たとえば、ローマのカラカラ浴場を考えてみましょう。浴場の建物は巨大で、長さ 228 メートル、幅 116 メートル、高さ 38.5 メートルでした。推定 1,600 人の入浴者を収容でき、豪華な装飾が施されたこの複合施設は、約 13 ヘクタールの広さを誇りました。この建物全体は、西暦 211 年から 216 年までのわずか 5 年間で建設されました。しかし、ローマ帝国の崩壊後、5 世紀頃からアルプス山脈の北側では、焼成レンガ (およびコンクリート) の建設が中止されたようです。

この事実を説明する上で、需要の減少が重要な役割を果たしたことは疑いようがない。例えば、テミンは、古代ローマの生活水準はおそらく 17 世紀および 18 世紀のヨーロッパのそれに匹敵するだろうと主張している。これは、帝国の崩壊後に需要が大幅に減少したことを示唆している。その結果、建設は以前のような規模と頻度では行われなくなり、この部門の準工業組織は採算が取れなくなった。これで、焼成レンガなどの基本的な技術が失われたことが説明できる。

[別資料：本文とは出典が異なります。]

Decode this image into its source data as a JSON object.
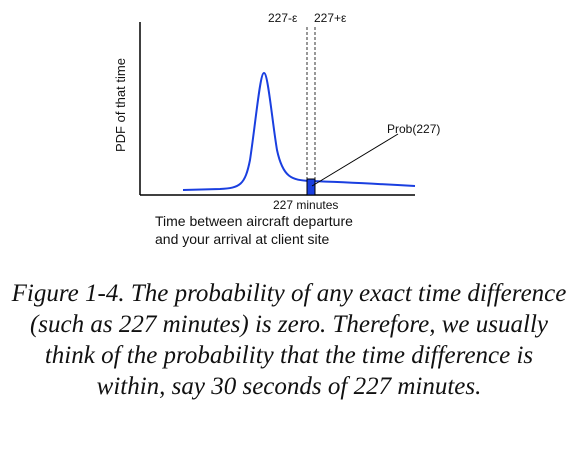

この技術はもはや採算が取れなかったため、実践も伝達もされなかった。その結果、技術の退行が起こった。実際、焼成レンガは、12 世紀前半まで (北ヨーロッパでは) 建設に再び使用されなかったと報告されている。焼成レンガとともに、ポッツァラーナ セメントも失われている。

建設の生産性への影響は甚大でした。カラカラ浴場やディオクレティアヌス浴場などの大事業は 10 年足らずで完成しましたが、ラン、ノートルダム、ソールズベリーなどの中世の大聖堂は、ローマ浴場と同等の規模であったにもかかわらず、完成までに 50 ~ 100 年かかることもよくありました。根本的な原因は、需要の縮小によってもたらされた分業の著しい減少であり、最終的には焼成レンガやポッツァラーナ セメントなどの重要な技術の喪失につながりました。